Sedlitz. Die Uhr tickt. Uta Frey-Ciesielski hört dieses immer gleiche Geräusch Tag für Tag. Kein Wunder, stammt die ehrenamtliche Sedlitzer Friedhofsbeauftragte doch aus einer renommierten Lausitzer Uhrmacherfamilie. "Ich habe im Betrieb meines Vaters in Altdöbern gelernt. Heute führe ich das Uhren- und Schmuckgeschäft in Schwarzheide." Am Totensonntag scheinen, so glaubt sie, die Uhren besonders gut hörbar zu ticken. "Die Leute kommen auf den Friedhof, gedenken ihrer Verstorbenen in dem Wissen, dass irgendwann auch die eigene Lebensuhr abgelaufen sein wird", erzählt sie.
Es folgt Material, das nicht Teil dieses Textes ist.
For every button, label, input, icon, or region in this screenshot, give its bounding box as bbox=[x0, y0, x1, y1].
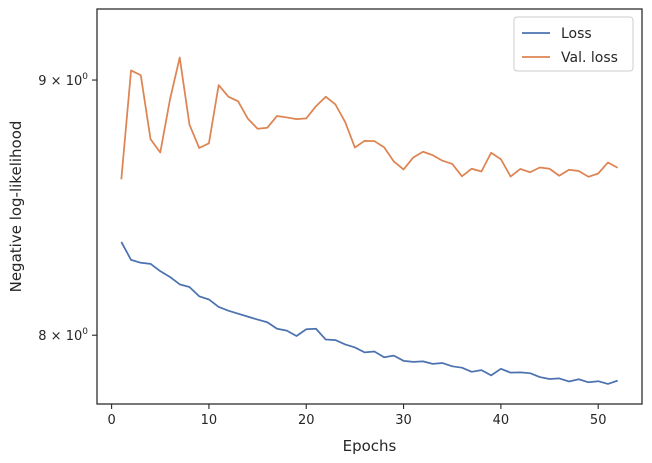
x-tick-label: 30 bbox=[395, 413, 412, 428]
x-axis-label: Epochs bbox=[343, 437, 397, 455]
series-line-1 bbox=[120, 56, 619, 180]
y-tick-exponent: 0 bbox=[82, 327, 88, 337]
y-axis-label: Negative log-likelihood bbox=[7, 121, 25, 293]
x-axis: 0 10 20 30 40 50 bbox=[107, 404, 606, 428]
y-tick-label: 8 × 100 bbox=[38, 327, 88, 344]
legend-label-1: Val. loss bbox=[561, 50, 618, 66]
x-tick-label: 50 bbox=[590, 413, 607, 428]
series-line-0 bbox=[120, 241, 618, 385]
x-tick-label: 40 bbox=[493, 413, 510, 428]
y-tick-label: 9 × 100 bbox=[38, 72, 88, 89]
x-tick-label: 20 bbox=[298, 413, 315, 428]
y-axis: 8 × 100 9 × 100 bbox=[38, 72, 97, 344]
chart-marks bbox=[120, 56, 619, 385]
legend: Loss Val. loss bbox=[513, 16, 634, 72]
y-tick-exponent: 0 bbox=[82, 72, 88, 82]
legend-label-0: Loss bbox=[561, 26, 592, 42]
x-tick-label: 10 bbox=[201, 413, 218, 428]
x-tick-label: 0 bbox=[107, 413, 115, 428]
plot-frame bbox=[96, 8, 643, 405]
Und tatsächlich, am letzten November-Wochenende herrscht auf dem Sedlitzer Friedhof, der von der Kirchengemeinde betrieben wird, ein stetes Kommen und Gehen. Insbesondere ältere Leute erscheinen mit Kränzen und Sträußen. Mancher rückt auf dem Grab seiner Eltern noch die letzten Zweige zurecht. "Einige kommen am Totensonntag das letzte Mal für dieses Jahr auf den Friedhof", weiß die 45-Jährige. "Den Toten soll über den Winter tiefe Ruhe gegönnt werden". Andere wiederum ließen sich auch bei Schnee, Eis und Nieselregen regelmäßig an der Begräbnisstätte sehen, die sich hart an der Grenze zur Bergbaufolgelandschaft des Tagebaus Sedlitz erstreckt. "Die Leute schauen dann meist nach, ob das Grablicht noch brennt", erklärt Uta Frey-Ciesielski. Diese ursprünglich aus den katholischen Gegenden stammende Tradition habe sich inzwischen auch in der vorwiegend evangelischen Lausitz eingebürgert.

Bereits in den Wochen vor dem Totensonntag waren emsige Sedlitzer auf ihrem Friedhof aktiv. In der Tat wirkt der pikobello sauber. Keine Selbstverständlichkeit, haben doch dutzende Linden für reichlich Laub gesorgt. Uta Frey-Ciesielski will die Bäume dennoch keineswegs missen: "Gerade diese Gehölze symbolisieren doch das Werden und Vergehen des Lebens. Die Blätter entfalten sich im Frühjahr und verwelken im Herbst." Die Friedhofsbeauftragte schreitet gern über Orte der Trauer, der Ruhe und der Besinnung. "Wenn ich im Urlaub bin, statte ich den dortigen Friedhöfen einen Besuch ab", erzählt sie. "Ich mag diese Melancholie, dieses In-sich-gehen."

Bereits seit fünf Jahren ist die Sedlitzerin in ihrer ehrenamtlichen Funktion tätig. "Am Anfang dachte ich, ich hätte nur mit Trauernden zu tun. Dabei ist die Arbeit unglaublich interessant." Manchmal komme sie mit Menschen, die einen nahestehenden Angehörigen verloren haben, ins Gespräch. "Man erfährt teilweise ganz persönliche Dinge über den Verstorbenen." Auf dem Friedhof tickten die Uhren eben anders. Traditionell zu Totensonntag geht das Kirchenjahr zu Ende. In den vergangenen zwölf Monaten hat es auf dem Sedlitzer Friedhof etwa zwei Dutzend Bestattungen gegeben. Die Namen der Heimgerufenen verliest der Pfarrer während des Gottesdienstes. Uta Frey-Ciesielski ist froh, dass zumindest während ihrer Amtszeit auf dem Friedhof noch kein junger Mensch zu Grabe getragen werden musste. "Ich hoffe auch sehr, dass dies so bleibt."

Schade findet die 45-Jährige, dass sich eine nicht unerhebliche Anzahl von Menschen für die Gemeinschaftsgrabstelle entscheidet. Während der Beerdigung werde zwar die Urne in die dortige Vertiefung eingeführt, nach der Zeremonie allerdings wieder herausgenommen und auf der angrenzenden grünen Wiese dem endgültigen Standort zugeführt. So wüssten die Hinterbliebenen nie, wo genau die Asche des Verstorbenen ruhe. Dies darf laut Gesetz auch nicht mitgeteilt werden.

"Die Entscheidung für die grüne Wiese oder ein Erdgrab ist weniger eine Kostenfrage als vielmehr ein Problem der dann folgenden jahrelangen Pflege", erklärt Uta Frey-Ciesielski. Und weiter: "Bei mir würde sich diese Frage nie stellen. Ich will doch auch nach der Beerdigung einen ganz persönlichen Ort der Trauer und des Erinnerns haben."